Wednesday 03 October 2012

Tory Transport Secretary Patrick McLoughlin announces blithely that the West Coast main line franchise cock-up has cost taxpayers at least £40 million.

That sum is certainly an underestimate, since there will be further costs in terms of Virgin's legal challenge, a rerun franchise process, expensive lawyers and accountants to go through the next draft with a fine-tooth comb and possibly a foray into the courts by First Group to challenge the cancellation of its award.

But even if it adds up to double McLoughlin's estimate, it's a drop in the ocean compared with the £5 billion handed over annually for the private train operators to dish out to their shareholders.

McLoughlin absolve the privateers from blame, insisting that he fault lies with his department - not with the man in charge but with his civil servants.

However, George Muir, former head of the Association of Train Operating Companies (Atoc), declares that the current franchising system is at fault, since it is unworkable.

His criticism is that franchises of longer duration - upon which the government insisted to drive up the size of bids - cannot be guaranteed to deliver the level of later-years revenue needed to justify bids of the magnitude of that submitted by First Group.

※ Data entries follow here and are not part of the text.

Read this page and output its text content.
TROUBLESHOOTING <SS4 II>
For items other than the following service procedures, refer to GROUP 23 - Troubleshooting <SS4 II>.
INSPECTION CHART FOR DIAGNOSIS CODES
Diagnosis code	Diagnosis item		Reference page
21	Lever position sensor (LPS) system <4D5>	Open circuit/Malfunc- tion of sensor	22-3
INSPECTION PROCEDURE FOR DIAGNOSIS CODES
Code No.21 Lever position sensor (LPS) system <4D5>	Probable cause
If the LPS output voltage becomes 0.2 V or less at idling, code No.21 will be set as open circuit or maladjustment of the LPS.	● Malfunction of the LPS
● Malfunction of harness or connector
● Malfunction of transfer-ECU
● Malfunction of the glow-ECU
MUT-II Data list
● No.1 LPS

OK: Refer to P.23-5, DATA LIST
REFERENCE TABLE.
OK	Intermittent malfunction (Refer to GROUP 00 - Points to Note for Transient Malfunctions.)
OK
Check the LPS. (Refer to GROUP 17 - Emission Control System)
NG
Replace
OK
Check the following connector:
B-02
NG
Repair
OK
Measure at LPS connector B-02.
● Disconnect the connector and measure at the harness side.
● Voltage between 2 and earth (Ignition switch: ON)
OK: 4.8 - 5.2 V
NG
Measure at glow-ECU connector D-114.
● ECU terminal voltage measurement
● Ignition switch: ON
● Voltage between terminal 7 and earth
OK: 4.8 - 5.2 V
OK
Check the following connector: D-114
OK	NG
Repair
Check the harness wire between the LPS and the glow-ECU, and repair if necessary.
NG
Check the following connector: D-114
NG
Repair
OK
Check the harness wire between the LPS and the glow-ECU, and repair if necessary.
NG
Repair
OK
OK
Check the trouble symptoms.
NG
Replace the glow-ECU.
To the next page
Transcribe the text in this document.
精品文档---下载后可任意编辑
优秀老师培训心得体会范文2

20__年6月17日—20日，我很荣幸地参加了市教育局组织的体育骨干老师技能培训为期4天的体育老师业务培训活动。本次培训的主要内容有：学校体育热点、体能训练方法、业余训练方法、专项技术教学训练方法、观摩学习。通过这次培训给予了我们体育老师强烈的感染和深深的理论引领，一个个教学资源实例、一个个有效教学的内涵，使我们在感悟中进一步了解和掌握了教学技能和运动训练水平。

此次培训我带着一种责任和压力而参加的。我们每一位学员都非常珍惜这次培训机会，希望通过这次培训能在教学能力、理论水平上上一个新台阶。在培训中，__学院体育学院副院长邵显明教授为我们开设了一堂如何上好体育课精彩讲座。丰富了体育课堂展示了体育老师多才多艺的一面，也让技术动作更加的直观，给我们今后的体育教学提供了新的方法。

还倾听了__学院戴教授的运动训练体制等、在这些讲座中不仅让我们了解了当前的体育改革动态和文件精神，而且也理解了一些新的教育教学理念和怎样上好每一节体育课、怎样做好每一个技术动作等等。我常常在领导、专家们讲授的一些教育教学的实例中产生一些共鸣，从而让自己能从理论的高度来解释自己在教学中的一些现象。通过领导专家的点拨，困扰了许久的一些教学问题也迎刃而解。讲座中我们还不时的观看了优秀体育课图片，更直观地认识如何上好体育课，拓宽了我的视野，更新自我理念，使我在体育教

Muir insists that there needs to be government responsibility to underwrite future revenues so that train companies don't walk away from their franchises, as National Express East Coast did in 2009, avoiding its financial commitments to the Treasury under the terms of its franchise.

The West Coast franchise won by First Group and now cancelled by McLoughlin ran every risk of ending in a similar shambles, but the burden would have been borne by the taxpayer.

This is because the franchise model provided for the lion's share of contributions to the Treasury to be handed over in the latter half of the franchise, enabling First Group to hand back the keys if it didn't prove as profitable as the company had claimed or believed when it submitted its tender.

Virgin Trains boss Richard Branson portrays himself as the knight in shining armour in this affair, but deciding between any of the private train operating companies is essentially a choice between a monkey and a black dog.

They all talk of better services, lower prices, more reliability and attention to passenger safety, but their overriding priority is shareholder value.

Ex-Atoc boss Muir blows the gaffe when he admits that no private train operating company will commit itself to investment and franchise payments to the Treasury without its revenue being underwritten by the government.

This undermines the free-market thesis that private companies merit profits on the basis of risking their investment in the marketplace.

These characters don't want risk. They want certainty.

They want profits guaranteed by the taxpayer in return for their supposed expertise in making the railways more efficient and less dependent on state finance.

Privatisation has cost the people of Britain countless billions in subsidies, escalating fares and a higher level of casualties in avoidable accidents.

Ed Miliband calls this latest privatised railway fiasco "another government screw-up, another government mistake," but the blame lies with rail privatisation itself.

Rather than score tedious political points by questioning current government competence, Miliband should have the courage of popular conviction and declare that the next Labour government will return our railways to public ownership.